You are doing the right thing, I think. Remove heat, wrap, and let it sit and finish out. It will be just fine.


----------



## sgtdean68w (Apr 9, 2014)

When it got too warm I removed the heat. The next day it was still warmer than I prefer so I removed the blanket. Last night it was perfect so I wrapped to maintain the temp. I guess we'll find out tonight If held steady


----------



## sgtdean68w (Apr 14, 2014)

When I returned home last night I checked the SG, same as what out was 3 days ago so I racked it, degassed it, stabilized it, and put it in its water bath to clear out. I'm excited to see how soon it'll clear out!


----------



## chris400 (Apr 14, 2014)

Mine cleared in about 6 days


----------



## cmason1957 (Apr 14, 2014)

sgtdean68w said:


> When I returned home last night I checked the SG, same as what out was 3 days ago so I racked it, degassed it, stabilized it, and put it in its water bath to clear out. I'm excited to see how soon it'll clear out!

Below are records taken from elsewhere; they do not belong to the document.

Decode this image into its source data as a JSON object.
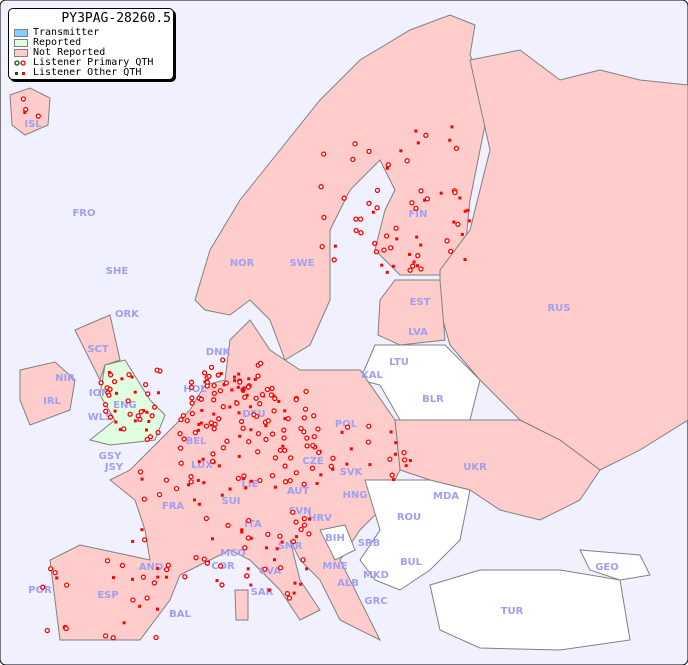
{
  "map": {
    "title": "PY3PAG-28260.5",
    "colors": {
      "sea": "#f0f0ff",
      "not_reported": "#ffcccc",
      "reported": "#e0ffe0",
      "transmitter": "#88ccff",
      "unlisted": "#ffffff",
      "border": "#808080",
      "marker": "#ff0000",
      "label": "#a0a0f0"
    },
    "legend": [
      {
        "label": "Transmitter"
      },
      {
        "label": "Reported"
      },
      {
        "label": "Not Reported"
      },
      {
        "label": "Listener Primary QTH"
      },
      {
        "label": "Listener Other QTH"
      }
    ],
    "countries": [
      "ISL",
      "FRO",
      "SHE",
      "ORK",
      "SCT",
      "NIR",
      "IOM",
      "IRL",
      "WLS",
      "ENG",
      "HOL",
      "DNK",
      "NOR",
      "SWE",
      "FIN",
      "EST",
      "LVA",
      "LTU",
      "KAL",
      "BLR",
      "RUS",
      "POL",
      "DEU",
      "BEL",
      "LUX",
      "GSY",
      "JSY",
      "CZE",
      "SVK",
      "UKR",
      "MDA",
      "AUT",
      "HNG",
      "LIE",
      "SUI",
      "FRA",
      "SVN",
      "HRV",
      "ROU",
      "ITA",
      "SMR",
      "BIH",
      "SRB",
      "MCO",
      "COR",
      "BUL",
      "GEO",
      "AND",
      "CVA",
      "MNE",
      "MKD",
      "ALB",
      "SAR",
      "POR",
      "ESP",
      "BAL",
      "GRC",
      "TUR"
    ]
  }
}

Water bath? Now there is a new step to me. Where did you get that step and what is it supposed to do?


----------



## sgtdean68w (Apr 14, 2014)

cmason1957 said:


> Water bath? Now there is a new step to me. Where did you get that step and what is it supposed to do?

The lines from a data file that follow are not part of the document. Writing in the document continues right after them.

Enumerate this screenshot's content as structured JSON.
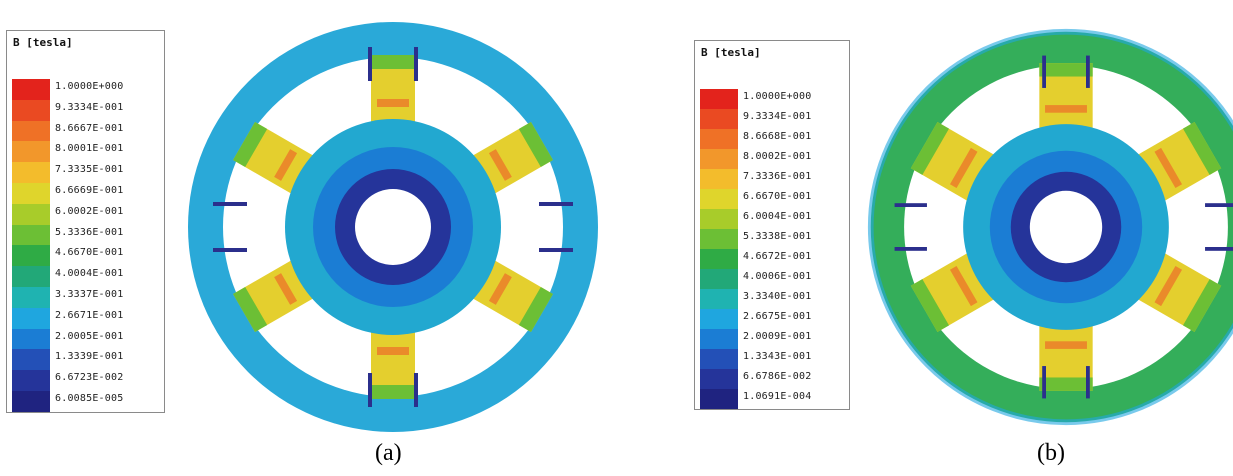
{
  "panels": [
    {
      "id": "a",
      "caption": "(a)",
      "legend": {
        "title": "B [tesla]",
        "entries": [
          {
            "label": "1.0000E+000",
            "color": "#e3231c"
          },
          {
            "label": "9.3334E-001",
            "color": "#ea4a22"
          },
          {
            "label": "8.6667E-001",
            "color": "#ef7126"
          },
          {
            "label": "8.0001E-001",
            "color": "#f2972b"
          },
          {
            "label": "7.3335E-001",
            "color": "#f3bc2c"
          },
          {
            "label": "6.6669E-001",
            "color": "#dfd52c"
          },
          {
            "label": "6.0002E-001",
            "color": "#a8cc2a"
          },
          {
            "label": "5.3336E-001",
            "color": "#6cbf35"
          },
          {
            "label": "4.6670E-001",
            "color": "#2fab45"
          },
          {
            "label": "4.0004E-001",
            "color": "#22a878"
          },
          {
            "label": "3.3337E-001",
            "color": "#1fb3b1"
          },
          {
            "label": "2.6671E-001",
            "color": "#1fa6df"
          },
          {
            "label": "2.0005E-001",
            "color": "#1b7dd4"
          },
          {
            "label": "1.3339E-001",
            "color": "#2350b7"
          },
          {
            "label": "6.6723E-002",
            "color": "#25349a"
          },
          {
            "label": "6.0085E-005",
            "color": "#1f2380"
          }
        ]
      }
    },
    {
      "id": "b",
      "caption": "(b)",
      "legend": {
        "title": "B [tesla]",
        "entries": [
          {
            "label": "1.0000E+000",
            "color": "#e3231c"
          },
          {
            "label": "9.3334E-001",
            "color": "#ea4a22"
          },
          {
            "label": "8.6668E-001",
            "color": "#ef7126"
          },
          {
            "label": "8.0002E-001",
            "color": "#f2972b"
          },
          {
            "label": "7.3336E-001",
            "color": "#f3bc2c"
          },
          {
            "label": "6.6670E-001",
            "color": "#dfd52c"
          },
          {
            "label": "6.0004E-001",
            "color": "#a8cc2a"
          },
          {
            "label": "5.3338E-001",
            "color": "#6cbf35"
          },
          {
            "label": "4.6672E-001",
            "color": "#2fab45"
          },
          {
            "label": "4.0006E-001",
            "color": "#22a878"
          },
          {
            "label": "3.3340E-001",
            "color": "#1fb3b1"
          },
          {
            "label": "2.6675E-001",
            "color": "#1fa6df"
          },
          {
            "label": "2.0009E-001",
            "color": "#1b7dd4"
          },
          {
            "label": "1.3343E-001",
            "color": "#2350b7"
          },
          {
            "label": "6.6786E-002",
            "color": "#25349a"
          },
          {
            "label": "1.0691E-004",
            "color": "#1f2380"
          }
        ]
      }
    }
  ],
  "colors": {
    "stator_a": "#2aa9d8",
    "stator_b": "#34ae5a",
    "rotor_outer": "#22a8d0",
    "rotor_mid": "#1b7dd4",
    "rotor_inner": "#25349a",
    "tooth": "#e4cf2e",
    "tooth_edge": "#ea8a2a",
    "coil": "#2b2f8c"
  }
}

I've got my carboy sitting in a 20 gallon brute container that is filled with water and that water temperature is being controlled by an aquarium heater. I'm experimenting with temperature control and how it effects the process


----------



## 4score (May 20, 2014)

This thread just ended.

How did it turn out?


----------



## sgtdean68w (May 20, 2014)

It turned out really well. I even froze some into a wine slushy and that turned out perfect!


----------



## Hunt (May 20, 2014)

I like the water bath idea. Did that seem to help clear the wine faster than adding chemical clearing agents?


----------



## sgtdean68w (May 20, 2014)

I just did that to maintain a constant temperature. I still used the Sparkaloid


----------



## dangerdave (May 21, 2014)

Good job, Dean. I'm glad it turned out well.


----------



## blackspanish777 (May 21, 2014)

Hope mine turns out that well! I am about a week and a half from being ready to bottle!


----------



## sgtdean68w (May 21, 2014)

This batch was bottled exactly 3 weeks after I started it


----------



## 4score (Jun 13, 2014)

Congratulations! What's on deck now? You can't let fermenters and carboys sit idle....can you?


----------



## sgtdean68w (Jun 13, 2014)

I am leaving today for two weeks of training, but when I get back I plan on making my tropical fruit variant and finishing the black and blue wine I started several months ago.


----------



## maurtis (Jun 18, 2014)

My first batch of Dragon Blood should be ready for racking in a few days, looking forward to trying this wine! Still deciding on what to try next since my fermenter will be free and I have an extra empty 5 gallon carboy and a bunch of empty 1 gallons...

I cut my teeth on wine making with mead, and while the first few batches turned out pretty good, the expense of the honey was getting me dirty looks from my dear wife. So I will stick to just one gallon batches of those.


----------